La conception grecque nous est présentée sous sa forme la plus ancienne par Hésiode (environ 900 ans avant J. C).. Le premier des êtres est le Chaos, qui produit la Terre, le Tartare (les profondeurs de la terre) et l’Amour, puis les deux êtres appelés Erèbe et Nuit. Ces deux derniers enfantent à leur tour l’Ether et le Jour. La Terre produit d’elle-même Uranus, le ciel étoilé, demeure des dieux, puis les montagnes et la mer. Fécondée par Uranus, elle enfante le fleuve Océan qui entoure la terre et qui est la source de tous les autres fleuves, et les Titans, dont sont procédés Jupiter, les dieux de l’Olympe et les hommes.
Ce récit expose l’origine des dieux en même temps que celle du monde. Nous voyons naître d’abord les forces naturelles divinisées, puis de ces dieux primitifs naissent à leur tour les dieux de l’Olympe adorés par la Grèce. La terre et les hommes ne jouent qu’un rôle secondaire.
Chez les Etrusques , d’après un rapport de Suidas, on pensait que Dieu avait créé le monde en six périodes de mille ans chacune : dans la première, le ciel et la terre ; dans la seconde, le firmament ; dans la troisième, la mer et toutes les eaux de la terre ; dans la quatrième, le soleil, la lune et les étoiles ; dans la cinquième : les animaux de l’air, de l’eau et de la terre ; dans la sixième, les hommes. Les six mille ans que le monde doit subsister encore sont consacrés au développement de la race humaine.
On remarque ici des analogies frappantes avec le premier chapitre de la Genèse ; mais Suidas, qui vivait au dixième siècle après Jésus-Christ, a pu facilement modifier les anciennes traditions étrusques sous une influence juive ou chrétienne.
Des conceptions des peuples aryens , passons à celles des peuples chamitiques .
Les Égyptiens croyaient à l’existence d’une matière éternelle, les eaux primitives, comme principe universel. Le dieu Atum existait seul à côté de ce principe chaotique ; il créa le firmament, réservoir des eaux célestes. Des eaux inférieures sortit un œuf, d’où procéda sous la forme d’un petit enfant le dieu Ra (dieu du soleil). Celui-ci amena dans le monde la lumière et la vie ; c’est de lui que furent formés tous les autres dieux, puis par sa chaleur il fit naître de la terre les animaux de l’air, de la terre et de l’eau.

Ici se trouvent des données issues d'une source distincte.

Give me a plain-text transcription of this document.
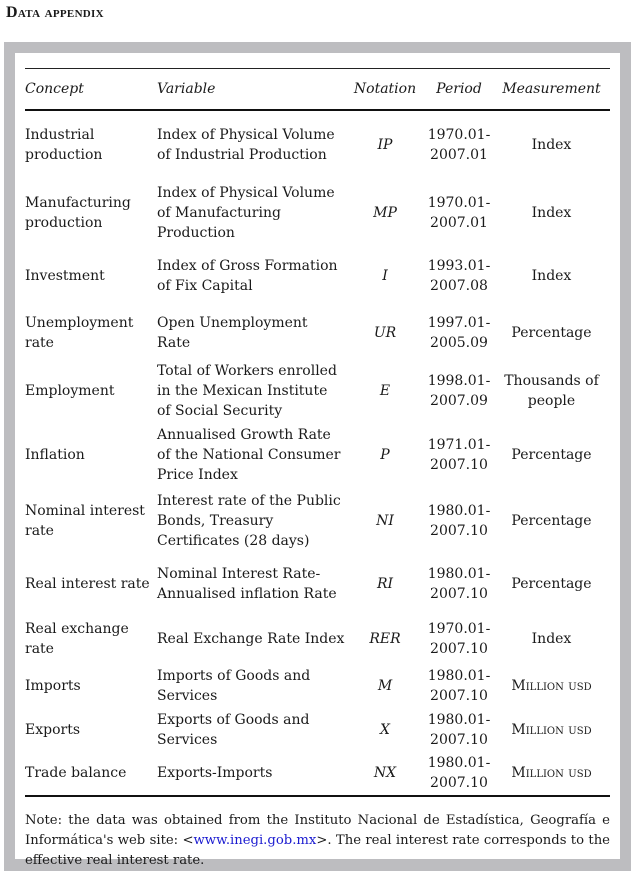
Data appendix
Concept	Variable	Notation	Period	Measurement
Industrial production	Index of Physical Volume of Industrial Production	IP	1970.01-2007.01	Index
Manufacturing production	Index of Physical Volume of Manufacturing Production	MP	1970.01-2007.01	Index
Investment	Index of Gross Formation of Fix Capital	I	1993.01-2007.08	Index
Unemployment rate	Open Unemployment Rate	UR	1997.01-2005.09	Percentage
Employment	Total of Workers enrolled in the Mexican Institute of Social Security	E	1998.01-2007.09	Thousands of people
Inflation	Annualised Growth Rate of the National Consumer Price Index	P	1971.01-2007.10	Percentage
Nominal interest rate	Interest rate of the Public Bonds, Treasury Certificates (28 days)	NI	1980.01-2007.10	Percentage
Real interest rate	Nominal Interest Rate-Annualised inflation Rate	RI	1980.01-2007.10	Percentage
Real exchange rate	Real Exchange Rate Index	RER	1970.01-2007.10	Index
Imports	Imports of Goods and Services	M	1980.01-2007.10	Million usd
Exports	Exports of Goods and Services	X	1980.01-2007.10	Million usd
Trade balance	Exports-Imports	NX	1980.01-2007.10	Million usd
Note: the data was obtained from the Instituto Nacional de Estadística, Geografía e Informática's web site: <www.inegi.gob.mx>. The real interest rate corresponds to the effective real interest rate.
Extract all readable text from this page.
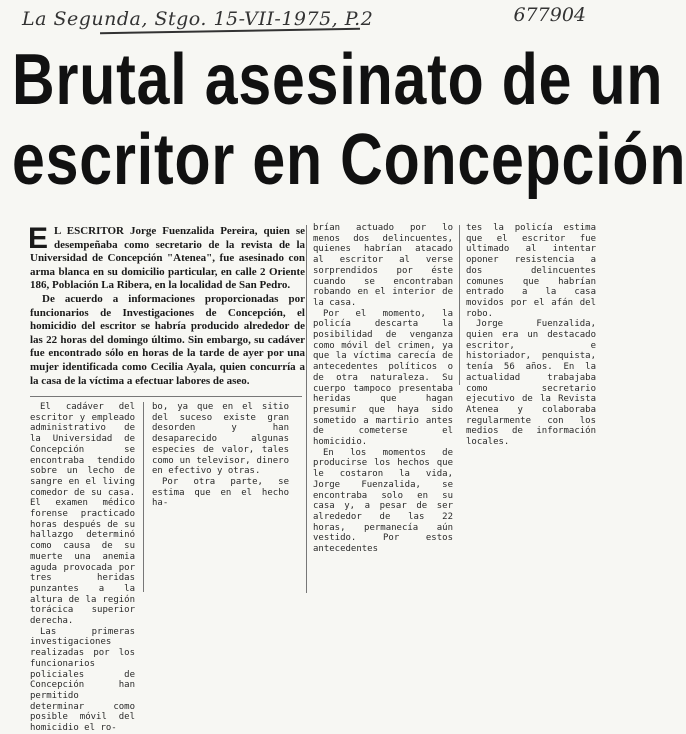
La Segunda, Stgo. 15-VII-1975, P.2	677904
Brutal asesinato de un
escritor en Concepción
E L ESCRITOR Jorge Fuenzalida Pereira, quien se desempeñaba como secretario de la revista de la Universidad de Concepción "Atenea", fue asesinado con arma blanca en su domicilio particular, en calle 2 Oriente 186, Población La Ribera, en la localidad de San Pedro.

De acuerdo a informaciones proporcionadas por funcionarios de Investigaciones de Concepción, el homicidio del escritor se habría producido alrededor de las 22 horas del domingo último. Sin embargo, su cadáver fue encontrado sólo en horas de la tarde de ayer por una mujer identificada como Cecilia Ayala, quien concurría a la casa de la víctima a efectuar labores de aseo.

El cadáver del escritor y empleado administrativo de la Universidad de Concepción se encontraba tendido sobre un lecho de sangre en el living comedor de su casa. El examen médico forense practicado horas después de su hallazgo determinó como causa de su muerte una anemia aguda provocada por tres heridas punzantes a la altura de la región torácica superior derecha.

Las primeras investigaciones realizadas por los funcionarios policiales de Concepción han permitido determinar como posible móvil del homicidio el ro-

bo, ya que en el sitio del suceso existe gran desorden y han desaparecido algunas especies de valor, tales como un televisor, dinero en efectivo y otras.

Por otra parte, se estima que en el hecho ha-

brían actuado por lo menos dos delincuentes, quienes habrían atacado al escritor al verse sorprendidos por éste cuando se encontraban robando en el interior de la casa.

Por el momento, la policía descarta la posibilidad de venganza como móvil del crimen, ya que la víctima carecía de antecedentes políticos o de otra naturaleza. Su cuerpo tampoco presentaba heridas que hagan presumir que haya sido sometido a martirio antes de cometerse el homicidio.

En los momentos de producirse los hechos que le costaron la vida, Jorge Fuenzalida, se encontraba solo en su casa y, a pesar de ser alrededor de las 22 horas, permanecía aún vestido. Por estos antecedentes

tes la policía estima que el escritor fue ultimado al intentar oponer resistencia a dos delincuentes comunes que habrían entrado a la casa movidos por el afán del robo.

Jorge Fuenzalida, quien era un destacado escritor, e historiador, penquista, tenía 56 años. En la actualidad trabajaba como secretario ejecutivo de la Revista Atenea y colaboraba regularmente con los medios de información locales.
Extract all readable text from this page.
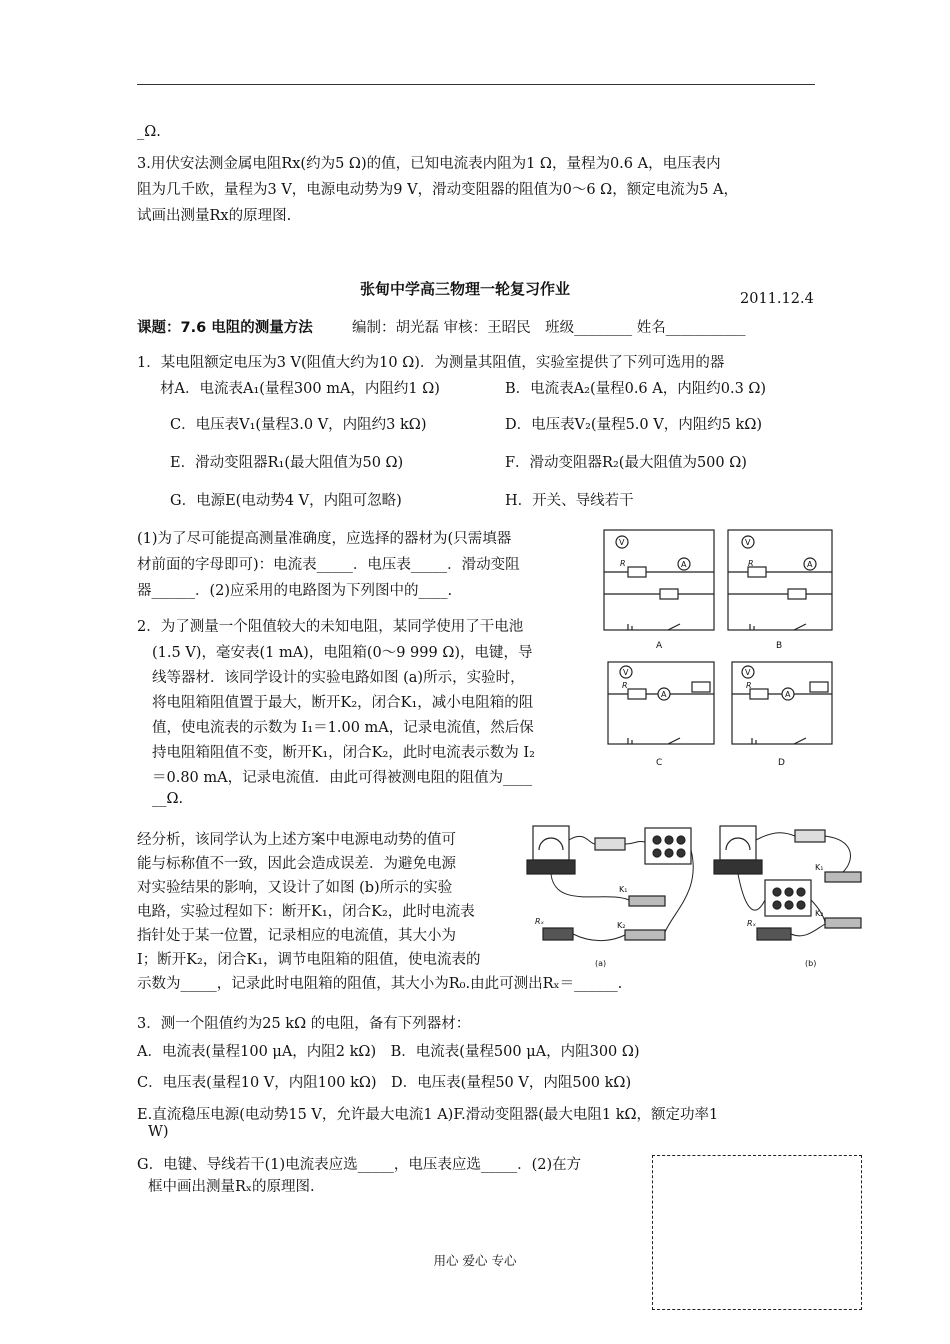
_Ω.
3.用伏安法测金属电阻Rx(约为5 Ω)的值，已知电流表内阻为1 Ω，量程为0.6 A，电压表内
阻为几千欧，量程为3 V，电源电动势为9 V，滑动变阻器的阻值为0～6 Ω，额定电流为5 A，
试画出测量Rx的原理图.
张甸中学高三物理一轮复习作业
2011.12.4
课题：7.6 电阻的测量方法	编制：胡光磊 审核：王昭民　班级________ 姓名___________
1．某电阻额定电压为3 V(阻值大约为10 Ω)．为测量其阻值，实验室提供了下列可选用的器
材A．电流表A₁(量程300 mA，内阻约1 Ω)	B．电流表A₂(量程0.6 A，内阻约0.3 Ω)
C．电压表V₁(量程3.0 V，内阻约3 kΩ)	D．电压表V₂(量程5.0 V，内阻约5 kΩ)
E．滑动变阻器R₁(最大阻值为50 Ω)	F．滑动变阻器R₂(最大阻值为500 Ω)
G．电源E(电动势4 V，内阻可忽略)	H．开关、导线若干
(1)为了尽可能提高测量准确度，应选择的器材为(只需填器
材前面的字母即可)：电流表_____．电压表_____．滑动变阻
器______．(2)应采用的电路图为下列图中的____.
V
A
R
V
A
R
V
A
R
V
A
R
A	B
C	D
2．为了测量一个阻值较大的未知电阻，某同学使用了干电池
(1.5 V)，毫安表(1 mA)，电阻箱(0～9 999 Ω)，电键，导
线等器材．该同学设计的实验电路如图 (a)所示，实验时，
将电阻箱阻值置于最大，断开K₂，闭合K₁，减小电阻箱的阻
值，使电流表的示数为 I₁＝1.00 mA，记录电流值，然后保
持电阻箱阻值不变，断开K₁，闭合K₂，此时电流表示数为 I₂
＝0.80 mA，记录电流值．由此可得被测电阻的阻值为____
__Ω.
经分析，该同学认为上述方案中电源电动势的值可
能与标称值不一致，因此会造成误差．为避免电源
对实验结果的影响，又设计了如图 (b)所示的实验
电路，实验过程如下：断开K₁，闭合K₂，此时电流表
指针处于某一位置，记录相应的电流值，其大小为
I；断开K₂，闭合K₁，调节电阻箱的阻值，使电流表的
示数为_____，记录此时电阻箱的阻值，其大小为R₀.由此可测出Rₓ＝______.
K₁
K₂
Rₓ
K₁
K₂
Rₓ
(a)	(b)
3．测一个阻值约为25 kΩ 的电阻，备有下列器材：
A．电流表(量程100 μA，内阻2 kΩ)　B．电流表(量程500 μA，内阻300 Ω)
C．电压表(量程10 V，内阻100 kΩ)　D．电压表(量程50 V，内阻500 kΩ)
E.直流稳压电源(电动势15 V，允许最大电流1 A)F.滑动变阻器(最大电阻1 kΩ，额定功率1
W)
G．电键、导线若干(1)电流表应选_____，电压表应选_____．(2)在方
框中画出测量Rₓ的原理图.
用心 爱心 专心
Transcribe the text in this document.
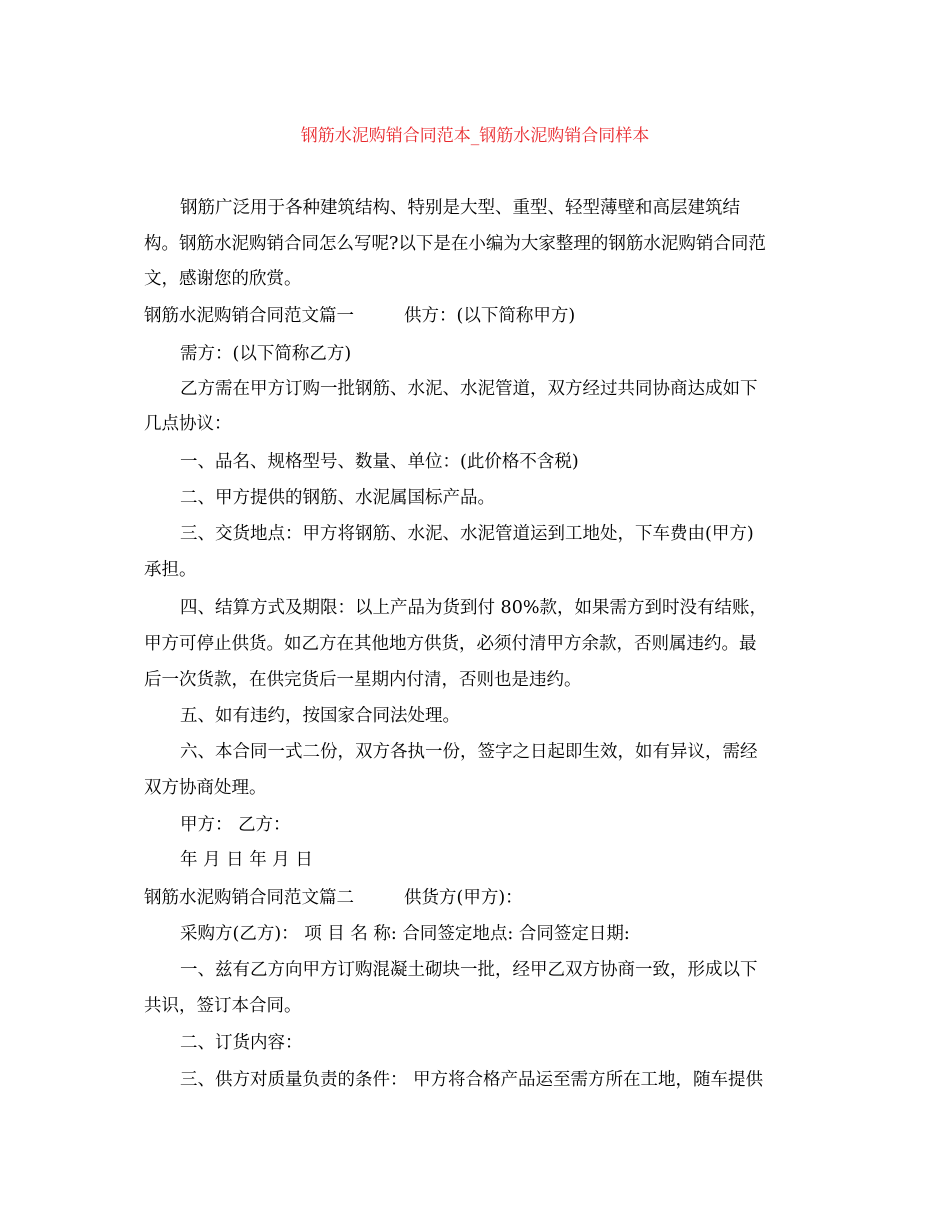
钢筋水泥购销合同范本_钢筋水泥购销合同样本
钢筋广泛用于各种建筑结构、特别是大型、重型、轻型薄壁和高层建筑结
构。钢筋水泥购销合同怎么写呢?以下是在小编为大家整理的钢筋水泥购销合同范
文，感谢您的欣赏。
钢筋水泥购销合同范文篇一	供方：(以下简称甲方)
需方：(以下简称乙方)
乙方需在甲方订购一批钢筋、水泥、水泥管道，双方经过共同协商达成如下
几点协议：
一、品名、规格型号、数量、单位：(此价格不含税)
二、甲方提供的钢筋、水泥属国标产品。
三、交货地点：甲方将钢筋、水泥、水泥管道运到工地处，下车费由(甲方)
承担。
四、结算方式及期限：以上产品为货到付 80%款，如果需方到时没有结账，
甲方可停止供货。如乙方在其他地方供货，必须付清甲方余款，否则属违约。最
后一次货款，在供完货后一星期内付清，否则也是违约。
五、如有违约，按国家合同法处理。
六、本合同一式二份，双方各执一份，签字之日起即生效，如有异议，需经
双方协商处理。
甲方： 乙方：
年 月 日 年 月 日
钢筋水泥购销合同范文篇二	供货方(甲方)：
采购方(乙方)： 项 目 名 称: 合同签定地点: 合同签定日期:
一、兹有乙方向甲方订购混凝土砌块一批，经甲乙双方协商一致，形成以下
共识，签订本合同。
二、订货内容：
三、供方对质量负责的条件： 甲方将合格产品运至需方所在工地，随车提供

Nous retrouvons ici, comme chez les Hindous, l’existence éternelle de la matière à côté de l’esprit et l’explication de la naissance des dieux en même temps que de celle du monde. Seulement on est frappé de voir la matière dont ont été formés les astres désignée par le nom d’eaux célestes.
Les traditions des Phéniciens sur le sujet qui nous occupe se sont fixées sous des formes diverses ; l’une des plus anciennes est celle qui nous a été conservée par leur écrivain Sanchoniaton qui, selon toute probabilité, vivait vers le dixième siècle avant Jésus-Christ. D’après cette tradition, les Phéniciens se représentaient deux principes premiers, éternels et illimités, l’esprit ou le souffle et le sombre chaos (Bahou , le Bohou des Hébreux). De leur union naquit la matière animée, une boue renfermant les semences de toutes choses. Celle-ci prit la forme d’un œuf qui se fendit de manière à former le ciel et la terre. Dans le ciel d’abord, la matière première engendra le soleil, la lune, les étoiles et les constellations, qui devinrent bientôt des êtres conscients et prirent le nom de gardiens du ciel. À la suite l’air mis en mouvement et la terre réchauffée par l’action du soleil donnèrent naissance aux vents, aux nuages, aux pluies abondantes d’eaux célestes, au tonnerre et aux éclairs. Les éclats du tonnerre réveillèrent les êtres animés mâles et femelles dont les germes se trouvaient dans le sol et dans la mer.
À côté d’une tendance dualiste et émanatiste bien caractérisée, on reconnaît dans cette conception quelques traits qui rappellent le tableau de la Genèse.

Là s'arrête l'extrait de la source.